Despite these numbers, pharmaceutical companies continue to push opioids, doctors are motivated to overprescribe, and patients only know to use the medications they’re given. The result is a catastrophe that seems to have no viable solution.

3 Positive Actions You Can Take

As the opioid crisis continues to grow, it becomes increasingly likely that you will eventually know someone who is directly afflicted by addiction. And while it’s ultimately up to the user to make a conscious decision to stop, there are a number of positive actions you can take to do your part in ending what has become one of the worst public health crises in American history.

  • Know the Signs

Your first responsibility is to know the signs of addiction so that you can step up in a loved one’s life when you’re needed. Every situation can be unique, but ask yourself the following:

  • Does the person take drugs in larger amounts (or for longer than directed)?
  • Has the person expressed a desire to cut back, but can’t?
  • Has the individual’s ability to manage responsibilities been negatively impacted?
  • Has the person developed withdrawal symptoms?

These are just a few signs that something isn’t right. If you notice one or more of these symptoms, you should be on full alert.

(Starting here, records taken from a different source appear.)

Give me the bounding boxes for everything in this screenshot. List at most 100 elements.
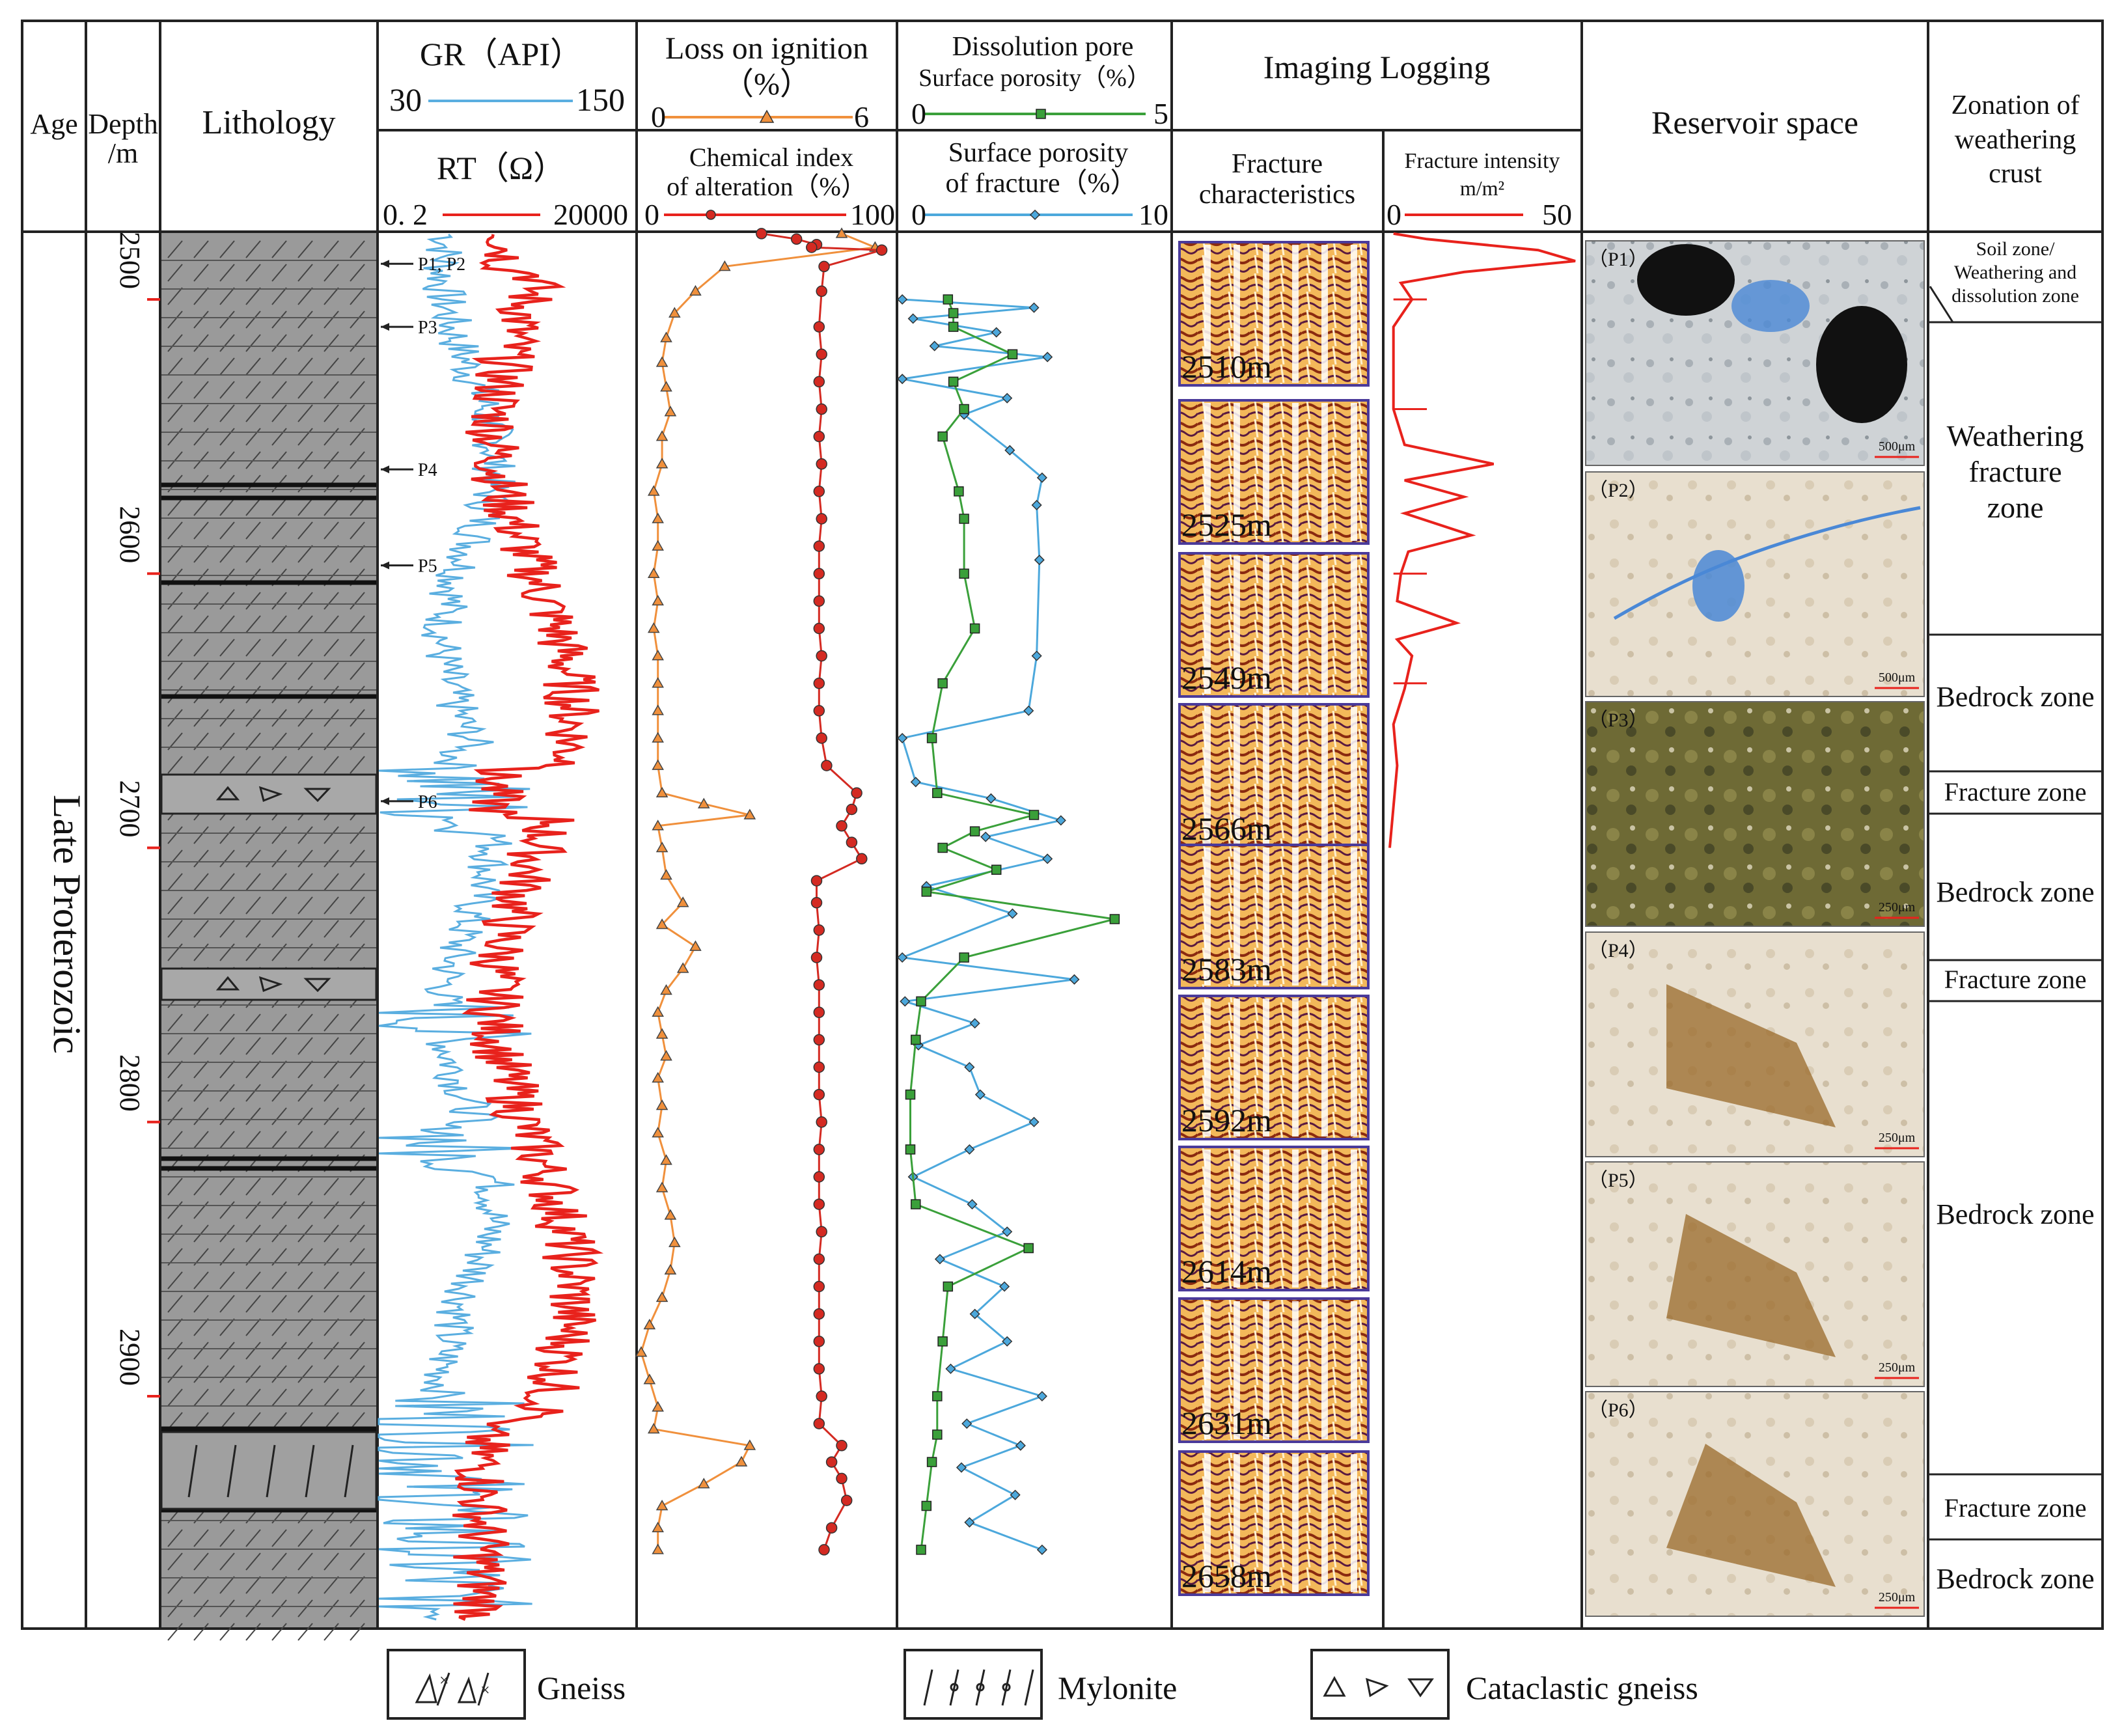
rt-line (452, 234, 604, 1621)
loi-min: 0 (651, 100, 666, 133)
gneiss-hatch (245, 896, 261, 915)
gneiss-hatch (193, 849, 209, 868)
gneiss-hatch (193, 1178, 209, 1196)
pad-gap (1351, 245, 1357, 383)
gneiss-hatch (350, 428, 365, 446)
dp-point (954, 486, 964, 497)
gneiss-hatch (193, 1131, 209, 1149)
scale-label: 500μm (1879, 670, 1916, 685)
fp-point (967, 1199, 978, 1210)
cia-point (825, 1456, 838, 1468)
pad-gap (1351, 1454, 1357, 1592)
gneiss-hatch (324, 404, 339, 422)
gneiss-hatch (350, 826, 365, 844)
gneiss-hatch (271, 357, 287, 376)
zone-soil-label: dissolution zone (1952, 285, 2079, 307)
fp-point (986, 793, 997, 804)
loi-point (689, 284, 702, 296)
gneiss-hatch (324, 1084, 339, 1102)
loi-unit: （%） (723, 67, 811, 102)
gneiss-hatch (271, 1388, 287, 1407)
zone-connector (1929, 286, 1954, 323)
imaging-depth-label: 2510m (1181, 348, 1272, 385)
pad-gap (1351, 403, 1357, 541)
loi-point (652, 1401, 664, 1412)
gneiss-hatch (219, 334, 235, 352)
gneiss-hatch (324, 826, 339, 844)
gneiss-hatch (350, 1107, 365, 1125)
fp-min: 0 (911, 198, 926, 231)
cataclastic-symbol (215, 786, 240, 801)
cia-point (836, 1472, 848, 1485)
gneiss-hatch (167, 1013, 183, 1032)
gneiss-hatch (350, 498, 365, 516)
gneiss-hatch (297, 310, 313, 329)
gneiss-hatch (271, 1623, 287, 1641)
legend-gneiss-label: Gneiss (537, 1670, 626, 1706)
legend-mylonite-label: Mylonite (1058, 1670, 1177, 1706)
fp-point (897, 952, 908, 963)
gneiss-hatch (271, 1201, 287, 1219)
gr-line (378, 233, 534, 1621)
pad-gap (1234, 245, 1240, 383)
cia-legend-marker (706, 210, 716, 220)
dp-line (909, 299, 1115, 1550)
imaging-log-images: 2510m 2525m 2549m 2566m 2583m 2592m 2614m 2631m… (1178, 241, 1370, 1596)
zone-bedrock-label: Bedrock zone (1936, 681, 2094, 713)
cia-point (790, 233, 803, 245)
gneiss-hatch (193, 1318, 209, 1336)
fi-line (1388, 232, 1576, 848)
gneiss-hatch (271, 639, 287, 657)
gneiss-hatch (350, 943, 365, 961)
gneiss-hatch (193, 826, 209, 844)
gneiss-hatch (245, 756, 261, 774)
gneiss-hatch (324, 849, 339, 868)
cia-point (846, 803, 858, 816)
cia-point (816, 650, 827, 662)
fp-point (1028, 302, 1040, 313)
gneiss-hatch (245, 521, 261, 540)
loi-point (652, 650, 664, 661)
fp-point (961, 1418, 972, 1429)
gneiss-hatch (245, 428, 261, 446)
gneiss-hatch (219, 1131, 235, 1149)
gneiss-hatch (167, 1037, 183, 1055)
fp-line (898, 298, 1075, 1551)
gneiss-hatch (324, 1037, 339, 1055)
gneiss-hatch (245, 1131, 261, 1149)
gneiss-hatch (324, 639, 339, 657)
lithology-column (160, 233, 378, 1641)
loi-point (652, 512, 664, 523)
cia-point (813, 1418, 825, 1429)
lithology-header: Lithology (202, 104, 335, 141)
loi-point (660, 331, 672, 342)
gneiss-hatch (167, 521, 183, 540)
dp-point (948, 376, 959, 387)
loi-point (660, 381, 672, 392)
pad-gap (1321, 1150, 1328, 1288)
gneiss-hatch (193, 1623, 209, 1641)
gneiss-hatch (219, 873, 235, 891)
gneiss-hatch (297, 1131, 313, 1149)
fp-point (1069, 974, 1080, 985)
gneiss-hatch (167, 615, 183, 633)
cia-point (813, 1144, 825, 1155)
fp-point (1028, 1116, 1040, 1127)
gneiss-hatch (271, 264, 287, 282)
imaging-depth-label: 2525m (1181, 506, 1272, 543)
gneiss-hatch (245, 498, 261, 516)
gneiss-hatch (297, 1318, 313, 1336)
gneiss-hatch (193, 404, 209, 422)
loi-point (647, 485, 660, 496)
frame (21, 20, 2104, 1630)
gneiss-hatch (350, 1599, 365, 1618)
gneiss-hatch (193, 896, 209, 915)
cia-point (876, 244, 888, 256)
gneiss-hatch (193, 287, 209, 305)
gneiss-hatch (350, 1576, 365, 1594)
gneiss-hatch (167, 1178, 183, 1196)
rt-min: 0. 2 (383, 198, 428, 231)
dp-point (937, 842, 948, 853)
loi-point (719, 260, 731, 271)
micrograph-panel (1585, 471, 1925, 697)
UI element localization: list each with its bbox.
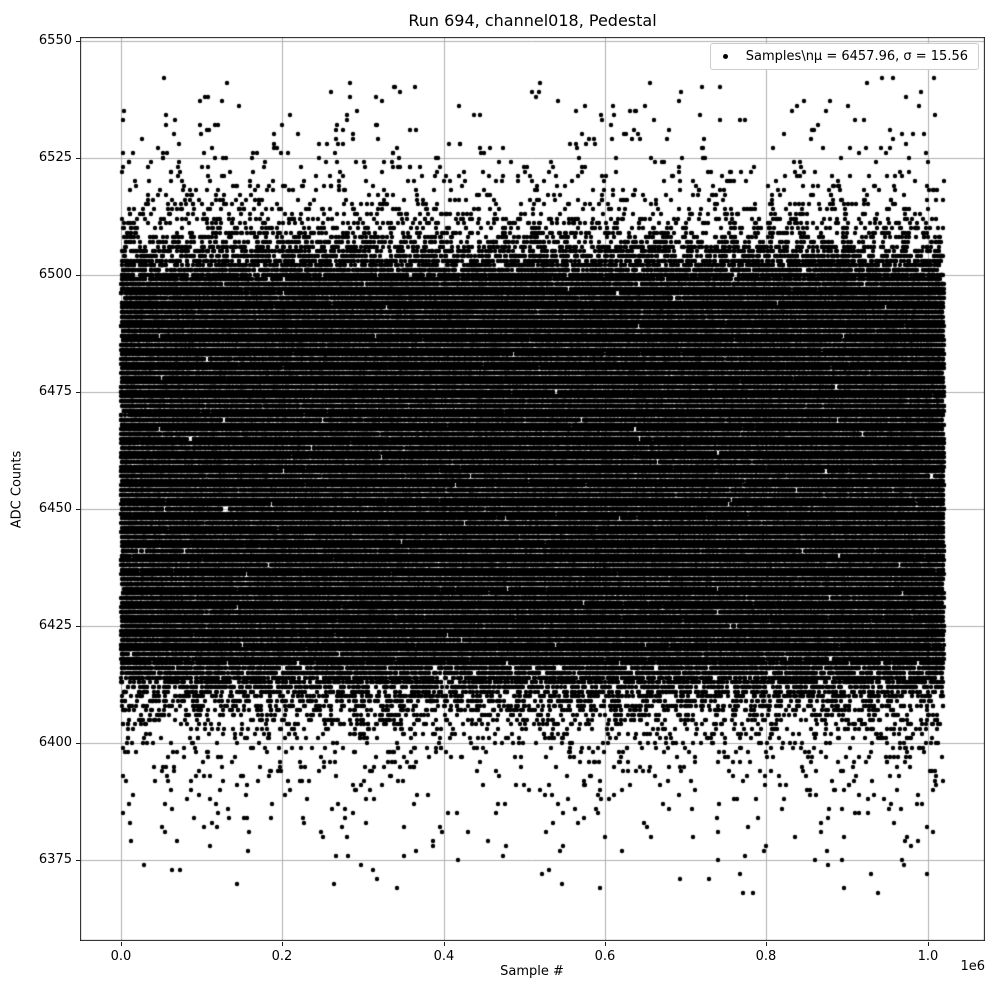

  • Do Some Work Behind the Scenes

Television personality Sharon Osbourne has firsthand experience walking loved ones through opioid addiction. Not only has her husband battled addiction, but so have her two adult children, Jack and Kelly. Her advice to others in a similar situation is to say more than, “Please quit.”

“Before beginning the conversation, it can be helpful to explore all treatment options,” Osbourne suggests. “For Jack, I helped find a treatment center that seemed right for him and called them to make arrangements. When I told him about the program, he ran away for two days. But when he came back, he said he was ready to begin treatment, and we left immediately.”

  • Put Pressure on Your Lawmakers

Whether you realize it or not, you have influence over how our lawmakers shape the rules surrounding addiction treatment. Make your voice heard by calling for federally funded addiction treatment that is evidence-based. This last part is crucial, as other forms of treatment are ineffective at best.

Now is the Time for Change

Every individual has a story, and we must remember that addiction is a disease – not a choice. We end the opioid crisis by taking every case of addiction seriously. And though you might not be able to do much about the opioid crisis in another city or state, you can play your part in positively impacting the people in your life. Now is the time for a change – will you step up?